Comment bien dresser une table de fête

Dresser une table a l'air compliqué, mais tout suit une seule logique : on utilise les couverts de l'extérieur vers l'intérieur, dans l'ordre où arrivent les plats.
- Fourchettes à gauche, couteaux et cuillères à droite. La lame du couteau est tournée vers l'assiette. La cuillère à soupe se place à l'extérieur du couteau.
- Les couverts à dessert vont au-dessus de l'assiette, le manche de la cuillère vers la droite et celui de la fourchette vers la gauche, pour que chaque main attrape le bon.
- Les verres se placent au-dessus du couteau. Le verre à eau est le plus proche de la pointe du couteau ; les verres à vin suivent vers la droite dans l'ordre où ils serviront.
- L'assiette à pain se met en haut à gauche, avec son petit couteau à beurre posé en travers.
- La serviette va sur l'assiette ou à gauche des fourchettes, jamais sous les couverts.
- Comptez environ 60 cm de bord de table par invité pour que les coudes ne se cognent pas, et laissez la nappe retomber de 20–30 cm.
- Gardez le centre de table bas, sous 30 cm environ, pour que les invités se voient et puissent se parler.
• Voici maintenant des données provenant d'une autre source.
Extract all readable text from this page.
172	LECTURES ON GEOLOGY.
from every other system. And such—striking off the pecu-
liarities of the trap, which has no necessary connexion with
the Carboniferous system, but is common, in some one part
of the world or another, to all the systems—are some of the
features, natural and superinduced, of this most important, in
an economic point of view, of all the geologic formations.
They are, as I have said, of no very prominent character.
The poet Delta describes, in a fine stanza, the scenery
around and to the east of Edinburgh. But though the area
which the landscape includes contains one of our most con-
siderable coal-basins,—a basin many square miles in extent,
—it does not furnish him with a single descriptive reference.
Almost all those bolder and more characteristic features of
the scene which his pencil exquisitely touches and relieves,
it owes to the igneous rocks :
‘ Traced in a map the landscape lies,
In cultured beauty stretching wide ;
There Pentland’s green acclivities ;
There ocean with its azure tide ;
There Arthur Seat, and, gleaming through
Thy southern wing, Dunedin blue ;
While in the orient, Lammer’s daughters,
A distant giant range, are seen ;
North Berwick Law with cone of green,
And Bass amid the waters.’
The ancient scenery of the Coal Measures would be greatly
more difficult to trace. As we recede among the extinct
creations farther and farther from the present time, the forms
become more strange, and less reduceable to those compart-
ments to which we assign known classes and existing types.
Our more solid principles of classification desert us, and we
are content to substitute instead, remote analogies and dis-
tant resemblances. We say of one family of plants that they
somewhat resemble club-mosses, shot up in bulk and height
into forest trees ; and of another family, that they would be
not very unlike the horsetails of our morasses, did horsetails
De hautes bougies conviennent si elles sont fines.
- Ne sortez que ce que le menu demande. Trois fourchettes pour un dîner en deux plats ont l'air d'une erreur, pas d'un raffinement.
Un buffet se dispose dans l'ordre où l'on remplit son assiette : les assiettes d'abord, puis les salades, puis les plats principaux, puis les accompagnements et les sauces, avec couverts et serviettes à la fin, pour que personne ne jongle avec une fourchette en se servant. Au-delà de douze invités, placez la table de façon qu'on puisse circuler des deux côtés.
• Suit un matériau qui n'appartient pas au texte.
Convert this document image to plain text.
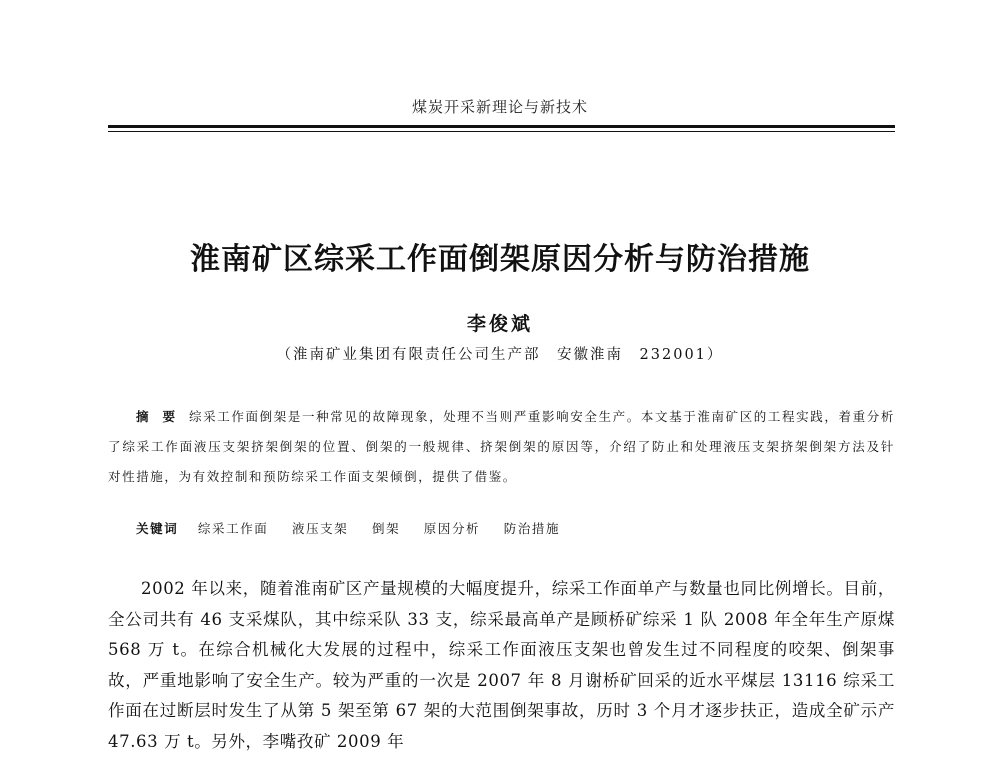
煤炭开采新理论与新技术
淮南矿区综采工作面倒架原因分析与防治措施
李俊斌
（淮南矿业集团有限责任公司生产部　安徽淮南　232001）
摘要综采工作面倒架是一种常见的故障现象，处理不当则严重影响安全生产。本文基于淮南矿区的工程实践，着重分析了综采工作面液压支架挤架倒架的位置、倒架的一般规律、挤架倒架的原因等，介绍了防止和处理液压支架挤架倒架方法及针对性措施，为有效控制和预防综采工作面支架倾倒，提供了借鉴。
关键词 综采工作面 液压支架 倒架 原因分析 防治措施
2002 年以来，随着淮南矿区产量规模的大幅度提升，综采工作面单产与数量也同比例增长。目前，全公司共有 46 支采煤队，其中综采队 33 支，综采最高单产是顾桥矿综采 1 队 2008 年全年生产原煤 568 万 t。在综合机械化大发展的过程中，综采工作面液压支架也曾发生过不同程度的咬架、倒架事故，严重地影响了安全生产。较为严重的一次是 2007 年 8 月谢桥矿回采的近水平煤层 13116 综采工作面在过断层时发生了从第 5 架至第 67 架的大范围倒架事故，历时 3 个月才逐步扶正，造成全矿示产 47.63 万 t。另外，李嘴孜矿 2009 年
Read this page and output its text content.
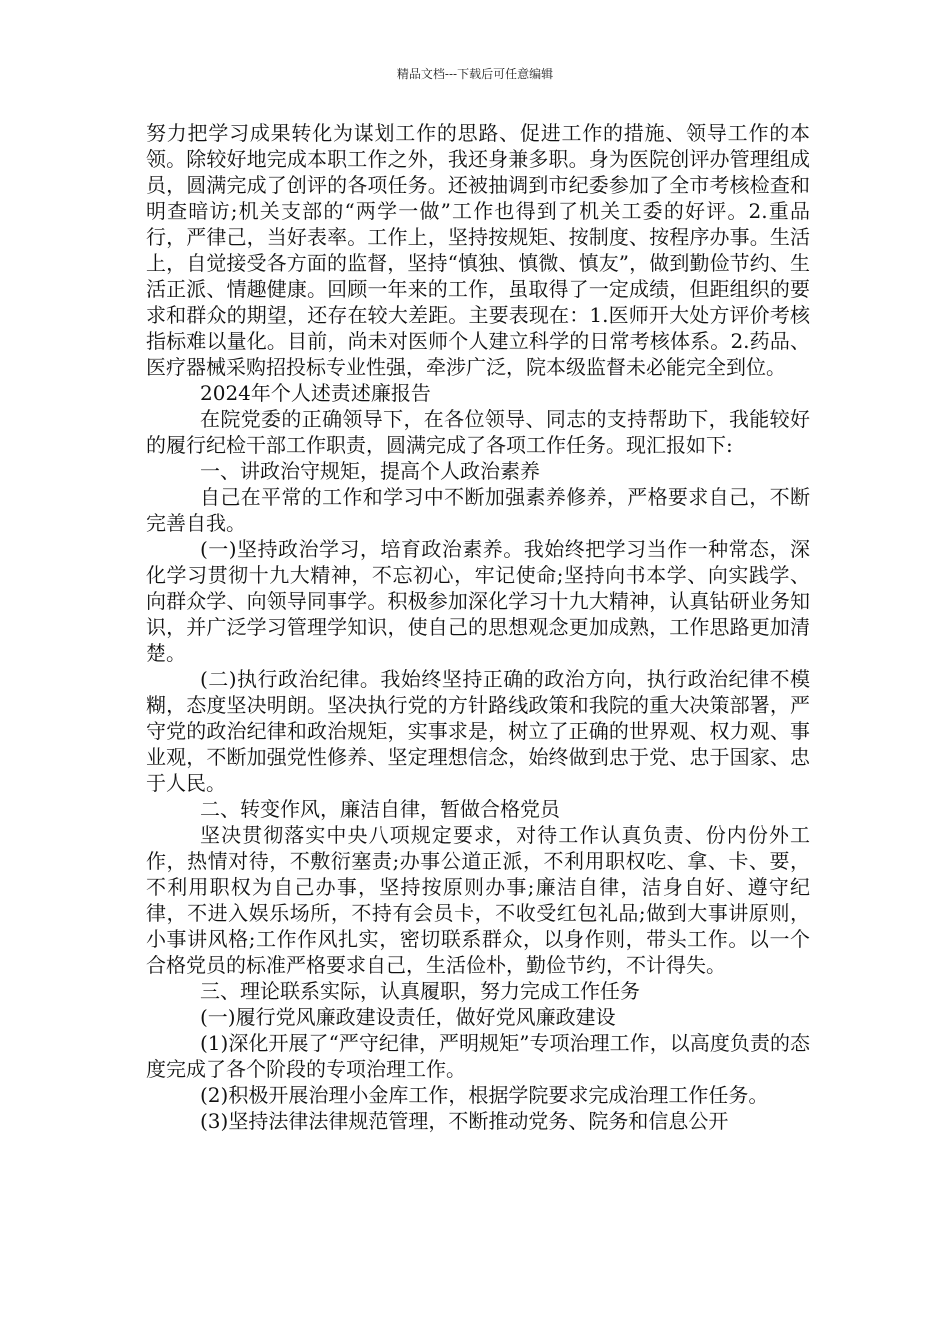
精品文档---下载后可任意编辑

努力把学习成果转化为谋划工作的思路、促进工作的措施、领导工作的本领。除较好地完成本职工作之外，我还身兼多职。身为医院创评办管理组成员，圆满完成了创评的各项任务。还被抽调到市纪委参加了全市考核检查和明查暗访;机关支部的“两学一做”工作也得到了机关工委的好评。2.重品行，严律己，当好表率。工作上，坚持按规矩、按制度、按程序办事。生活上，自觉接受各方面的监督，坚持“慎独、慎微、慎友”，做到勤俭节约、生活正派、情趣健康。回顾一年来的工作，虽取得了一定成绩，但距组织的要求和群众的期望，还存在较大差距。主要表现在：1.医师开大处方评价考核指标难以量化。目前，尚未对医师个人建立科学的日常考核体系。2.药品、医疗器械采购招投标专业性强，牵涉广泛，院本级监督未必能完全到位。

2024年个人述责述廉报告

在院党委的正确领导下，在各位领导、同志的支持帮助下，我能较好的履行纪检干部工作职责，圆满完成了各项工作任务。现汇报如下:

一、讲政治守规矩，提高个人政治素养

自己在平常的工作和学习中不断加强素养修养，严格要求自己，不断完善自我。

(一)坚持政治学习，培育政治素养。我始终把学习当作一种常态，深化学习贯彻十九大精神，不忘初心，牢记使命;坚持向书本学、向实践学、向群众学、向领导同事学。积极参加深化学习十九大精神，认真钻研业务知识，并广泛学习管理学知识，使自己的思想观念更加成熟，工作思路更加清楚。

(二)执行政治纪律。我始终坚持正确的政治方向，执行政治纪律不模糊，态度坚决明朗。坚决执行党的方针路线政策和我院的重大决策部署，严守党的政治纪律和政治规矩，实事求是，树立了正确的世界观、权力观、事业观，不断加强党性修养、坚定理想信念，始终做到忠于党、忠于国家、忠于人民。

二、转变作风，廉洁自律，暂做合格党员

坚决贯彻落实中央八项规定要求，对待工作认真负责、份内份外工作，热情对待，不敷衍塞责;办事公道正派，不利用职权吃、拿、卡、要，不利用职权为自己办事，坚持按原则办事;廉洁自律，洁身自好、遵守纪律，不进入娱乐场所，不持有会员卡，不收受红包礼品;做到大事讲原则，小事讲风格;工作作风扎实，密切联系群众，以身作则，带头工作。以一个合格党员的标准严格要求自己，生活俭朴，勤俭节约，不计得失。

三、理论联系实际，认真履职，努力完成工作任务

(一)履行党风廉政建设责任，做好党风廉政建设

(1)深化开展了“严守纪律，严明规矩”专项治理工作，以高度负责的态度完成了各个阶段的专项治理工作。

(2)积极开展治理小金库工作，根据学院要求完成治理工作任务。

(3)坚持法律法律规范管理，不断推动党务、院务和信息公开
Les bonnes manières à table varient elles aussi. Au Japon, on ne plante jamais les baguettes debout dans un bol de riz, ce qui rappelle une offrande funéraire ; on les pose sur un repose-baguettes. Dans le sud de la Chine, on ne retourne pas un poisson entier dans le plat, car pour les familles de pêcheurs ce geste évoque un bateau qui chavire. À une supra géorgienne, on attend le tamada avant de boire, et en Russie c'est l'hôte qui porte le premier toast.
Le planning de l'hôte
- Deux ou trois jours avant : faire les courses, préparer fonds et sauces, cuire les biscuits du gâteau, cuisiner les plats mijotés comme le goulasch ou le bœuf bourguignon.
- La veille : monter les salades qui s'améliorent pendant la nuit, faire prendre crèmes et gâteaux, mariner la viande, repasser la nappe et dresser la table.
- Le matin : préparer les légumes, faire les tartinades, mettre les boissons au frais, sortir le beurre et le fromage du réfrigérateur.
- Une heure avant l'arrivée des invités : le rôti part au four, les amuse-bouches vont sur la table, les bougies sont en place mais pas allumées.
- À l'arrivée des invités : servir boissons et amuse-bouches, cuisiner l'unique plat de dernière minute, et laisser reposer le rôti pendant qu'on mange l'entrée.
Organisé ainsi, l'hôte mange avec ses invités, et c'est bien tout l'intérêt d'un repas de fête.